Simple, reliable, efficient devices proliferate worldwide and span decades, if not centuries. Let’s look at a few.
Woks keep knives in the kitchen (and out of guests’ hands, a plus if you’re dealing with bristly warlords) and maximize the heat-energy used to cook. Bicycles need no external fuel, and transform humans into load-carrying machines-not to mention their basic transportation function. The simplicity and usefulness of these devices means that millions are used daily, subtly altering the trajectory of civilization.
Let’s toss electricity into the mix. Nokia released their iconic 3310 mobile in 2000. During those feature phone days, the 3310 was the shiznit. It made calls and allowed threaded SMSs, and the battery (about the size of a large chocolate mint) was legendary. The phone was beloved by its users, although entertainment was mostly limited to Snake: a simplistic game that proved surprisingly addictive.
I’m bored, swap the case!
I was one of the 126 million who bought a 3310. In Asia, retailers offered cheap swap-’em-out plastic cases for popular phones. I liked that the phone “could be infinitely customized with garish fascias,” as UK newspaper The Telegraph put it. My favorite was combining a white case with a silver case: by using a white top with a silver bottom I was able to spoof the look of an iPod (then available only in that color-configuration).
Case-swapping was silly, but the phone was rock-solid. Drop it, kick it around, let the dog chew on it...it’d still work. You could carry a spare battery in your wallet, but you probably wouldn’t need it. The 3310 had a magic aura about it other Nokia handsets couldn’t match. According to Wikipedia, in 2015 the Nokia 3310 was chosen as one of the first three “National Emojis” for Finland.
Publicity coup
In 2017, as manufacturers release sleek lookalike Android-powered phones, Nokia decided to one-up the “shiny rectangle” form factor by going retro. And someone in Nokia’s PR chain had a stellar publicity idea: re-issue the long-discontinued phone with new features.
The telecoms press erupted when the 3310 2.0 version-manufactured by Finnish company HMD Global-was announced. How much of the original not-so-smart phone would be retained? And...what about that snake game?
80 grams of 2.5g
Unsurprisingly, the new 3310 adds features like a micro-SD card slot, a color screen, even a built-in camera with a stonking 2 megapixels for those precious selfies. And while the battery on the original 3310 was impressive, the new phone promises “22-hour talk-time and month-long standby” on a single charge. Gloss finishes in yellow and “Warm Red” have that shiny candy look, but more sedate users may prefer matte finish dark blue or grey.

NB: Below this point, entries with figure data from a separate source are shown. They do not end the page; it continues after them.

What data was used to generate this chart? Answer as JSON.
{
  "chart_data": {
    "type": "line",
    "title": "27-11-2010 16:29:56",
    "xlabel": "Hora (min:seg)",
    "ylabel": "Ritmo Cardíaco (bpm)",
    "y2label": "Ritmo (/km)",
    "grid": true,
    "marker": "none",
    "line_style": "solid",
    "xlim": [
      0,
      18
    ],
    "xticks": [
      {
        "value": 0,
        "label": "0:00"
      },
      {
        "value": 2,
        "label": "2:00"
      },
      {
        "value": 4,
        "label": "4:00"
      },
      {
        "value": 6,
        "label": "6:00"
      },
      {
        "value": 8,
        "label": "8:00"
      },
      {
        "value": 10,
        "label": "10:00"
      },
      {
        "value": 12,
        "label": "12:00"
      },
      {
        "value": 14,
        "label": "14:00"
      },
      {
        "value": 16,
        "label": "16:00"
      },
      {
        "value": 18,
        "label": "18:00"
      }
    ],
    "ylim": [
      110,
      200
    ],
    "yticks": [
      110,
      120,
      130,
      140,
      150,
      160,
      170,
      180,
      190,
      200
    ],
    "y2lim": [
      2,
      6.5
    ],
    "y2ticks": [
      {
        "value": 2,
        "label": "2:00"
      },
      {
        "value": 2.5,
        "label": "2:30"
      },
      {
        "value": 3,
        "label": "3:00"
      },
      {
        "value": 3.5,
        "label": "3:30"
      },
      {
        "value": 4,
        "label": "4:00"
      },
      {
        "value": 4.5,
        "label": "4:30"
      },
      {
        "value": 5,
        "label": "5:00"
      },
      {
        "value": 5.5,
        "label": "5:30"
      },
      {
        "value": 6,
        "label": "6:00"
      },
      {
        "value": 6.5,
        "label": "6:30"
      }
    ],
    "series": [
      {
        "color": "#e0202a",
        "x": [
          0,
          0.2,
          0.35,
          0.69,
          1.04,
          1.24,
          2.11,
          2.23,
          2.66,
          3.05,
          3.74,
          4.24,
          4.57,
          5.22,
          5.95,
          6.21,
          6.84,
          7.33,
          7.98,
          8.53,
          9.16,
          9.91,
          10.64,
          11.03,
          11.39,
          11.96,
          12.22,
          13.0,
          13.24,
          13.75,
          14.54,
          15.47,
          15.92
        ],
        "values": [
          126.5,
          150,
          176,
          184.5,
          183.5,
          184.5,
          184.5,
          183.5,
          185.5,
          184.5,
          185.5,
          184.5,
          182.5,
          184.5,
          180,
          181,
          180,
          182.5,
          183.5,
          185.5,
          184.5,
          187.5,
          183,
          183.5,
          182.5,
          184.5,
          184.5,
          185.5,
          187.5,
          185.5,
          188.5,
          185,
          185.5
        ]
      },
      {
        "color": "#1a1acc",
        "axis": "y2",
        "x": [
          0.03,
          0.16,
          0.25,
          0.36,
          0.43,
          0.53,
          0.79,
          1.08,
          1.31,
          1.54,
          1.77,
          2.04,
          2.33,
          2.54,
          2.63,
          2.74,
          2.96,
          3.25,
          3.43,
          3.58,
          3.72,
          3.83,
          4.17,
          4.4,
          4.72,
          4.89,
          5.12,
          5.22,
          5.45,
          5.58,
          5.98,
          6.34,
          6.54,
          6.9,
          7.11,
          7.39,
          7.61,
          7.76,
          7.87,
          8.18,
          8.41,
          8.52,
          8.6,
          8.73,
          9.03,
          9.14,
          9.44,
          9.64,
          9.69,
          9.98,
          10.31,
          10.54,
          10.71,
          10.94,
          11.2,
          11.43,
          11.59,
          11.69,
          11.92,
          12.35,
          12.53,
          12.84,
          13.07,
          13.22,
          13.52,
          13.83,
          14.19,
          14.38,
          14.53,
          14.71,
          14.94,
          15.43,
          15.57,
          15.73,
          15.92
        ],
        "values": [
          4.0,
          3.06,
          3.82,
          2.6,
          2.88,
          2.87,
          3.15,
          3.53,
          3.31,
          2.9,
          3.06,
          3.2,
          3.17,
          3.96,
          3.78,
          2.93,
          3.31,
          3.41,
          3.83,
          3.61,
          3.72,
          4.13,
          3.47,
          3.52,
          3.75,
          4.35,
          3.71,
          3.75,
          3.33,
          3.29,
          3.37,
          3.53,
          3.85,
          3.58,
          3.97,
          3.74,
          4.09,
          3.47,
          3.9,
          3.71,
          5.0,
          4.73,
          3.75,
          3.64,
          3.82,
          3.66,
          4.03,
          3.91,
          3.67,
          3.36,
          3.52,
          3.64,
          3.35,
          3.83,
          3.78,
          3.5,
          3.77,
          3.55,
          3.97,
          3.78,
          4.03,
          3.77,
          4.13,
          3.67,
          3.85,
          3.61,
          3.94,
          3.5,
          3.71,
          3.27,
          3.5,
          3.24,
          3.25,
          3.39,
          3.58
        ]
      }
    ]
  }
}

And no one’s forgotten Snake, which kept users of the original glued to the 3310’s keyboard, trying to keep an incrementally lengthening digital snake from doubling back on itself as it slid around the 48x84-pixel monochrome screen. “Snake will be snaking its way back into people’s hearts,” said HMD in a statement, promising a new version “available to play on Messenger, part of Facebook’s Instant Games cross platform experience.” At press time there was no information on whether users not hooked into the Facebook mothership can use Snake as a standalone game.
All sounds good, but what about that 2.5G cap?
2G or not-2G
“Yes, [the] Nokia 3310 is a 2.5G phone,” said an HMD spokesperson. “We will start rolling it out in Q2 to markets where a 2.5G device is demanded by our customers.”
OK, but some markets are closing down their sub-3G networks-the latest being Singapore, whose telcos shut their 2G networks on April 1 (no joke) to free up spectrum for future use. No 2G network access effectively turns the new 3310 into a shiny red or sedate blue brick.
You could still play Snake assuming you don’t have be tethered to Facebook 24/7.
Asked about the possibility of a 3G version, the HMD spokesperson said: “We are focusing the shipping start of Nokia 3310 in Q2 right now. We won’t comment on our future plans.”
Fair enough. The introduction of mobile telephony to developing countries has changed the lives of countless villagers, and a phone with massive battery life and the ability to deliver, say, the latest crop prices via SMS, carries great value in some parts of the world. The 3310 was part of that original revolution and, like the legendary Ouroborous snake that eats its own tail, its reintroduction takes us back to the future once again.